Study: Big wars lead to big inflation

Major wars are funded by “substantial inflation,” according to a new study published by the National Bureau of Economic Research. The study was authored by Hugh Rockoff, an economics professor at Rutgers University.

“During wars against minor powers, the [United States federal] government was able to fund the war by borrowing and levying taxes,” Rockoff wrote. “In major wars, however, there came a point when further increases in taxes could not be undertaken for administrative or political reasons, and further increases in borrowing could not be undertaken except at higher interest rates; rates that exceeded what was considered fair based on prewar norms. At those moments governments turned to the printing press. The result was substantial inflation.”

For example, during World War II, federal spending as a percent of gross domestic product rose by 35 percentage points, while revenue rose only 14 percentage points. The rest was filled by either borrowing or printing money. The relatively smaller Korean War increased spending as a portion of GDP by 6 percentage points, while tax revenue rose by 5 points.

Legislators frequently turn to the printing press to finance wartime spending for several reasons. First, tax hikes are not ideal because of potential public opposition, and it also takes time for tax revenue to reach the government’s coffers. Inflationary policies are less noticeable to the public and easier to pass. That makes it easier for legislators to hide the cost of war from the public, whereas tax hikes are typically visible in plain sight.

Rockoff examined 10 U.S. wars, beginning with the Revolutionary War and going through the First Iraq War in the early 1990s.

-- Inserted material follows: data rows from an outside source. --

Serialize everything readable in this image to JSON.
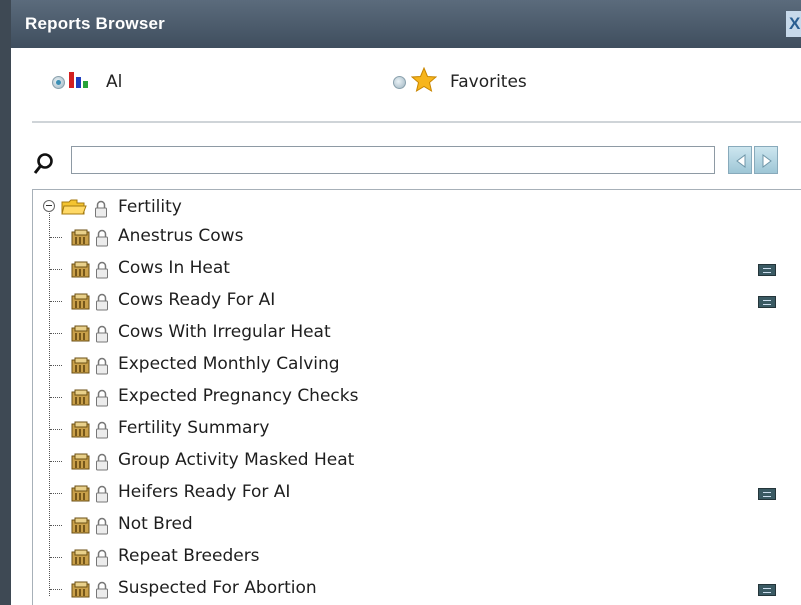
{
  "window": {
    "title": "Reports Browser",
    "close_label": "X"
  },
  "filters": {
    "all_label": "Al",
    "favorites_label": "Favorites",
    "selected": "all"
  },
  "search": {
    "value": "",
    "placeholder": ""
  },
  "tree": {
    "root_label": "Fertility",
    "items": [
      {
        "label": "Anestrus Cows",
        "has_badge": false
      },
      {
        "label": "Cows In Heat",
        "has_badge": true
      },
      {
        "label": "Cows Ready For AI",
        "has_badge": true
      },
      {
        "label": "Cows With Irregular Heat",
        "has_badge": false
      },
      {
        "label": "Expected Monthly Calving",
        "has_badge": false
      },
      {
        "label": "Expected Pregnancy Checks",
        "has_badge": false
      },
      {
        "label": "Fertility Summary",
        "has_badge": false
      },
      {
        "label": "Group Activity Masked Heat",
        "has_badge": false
      },
      {
        "label": "Heifers Ready For AI",
        "has_badge": true
      },
      {
        "label": "Not Bred",
        "has_badge": false
      },
      {
        "label": "Repeat Breeders",
        "has_badge": false
      },
      {
        "label": "Suspected For Abortion",
        "has_badge": true
      }
    ]
  },
  "colors": {
    "titlebar": "#4d5d6e",
    "accent": "#3b8fb5"
  }
}
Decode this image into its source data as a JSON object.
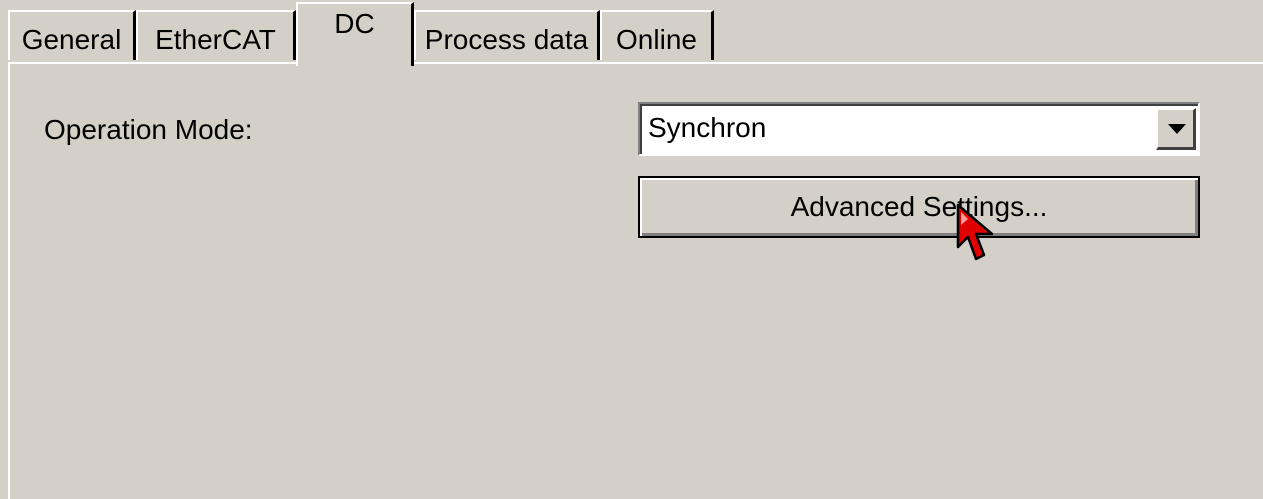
{
  "tabs": [
    {
      "label": "General"
    },
    {
      "label": "EtherCAT"
    },
    {
      "label": "DC"
    },
    {
      "label": "Process data"
    },
    {
      "label": "Online"
    }
  ],
  "active_tab": "DC",
  "operation_mode": {
    "label": "Operation Mode:",
    "value": "Synchron"
  },
  "advanced_button": {
    "label": "Advanced Settings..."
  },
  "icons": {
    "dropdown": "chevron-down-icon",
    "cursor": "mouse-pointer-icon"
  },
  "colors": {
    "face": "#d4d0c8",
    "cursor_fill": "#e00000"
  }
}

According to Rockoff, governments have been hesitant to engage in the large scale borrowing required to conduct major wars because it would lead to much higher interest rates, showing the war was undermining the economy.

The methods of war funding changed with the establishment of the Federal Reserve in 1913. “In the Revolution, the War of 1812, and the Civil War the phrase ‘printing money’ was literally true; after 1913 it became a metaphor,” Rockoff wrote.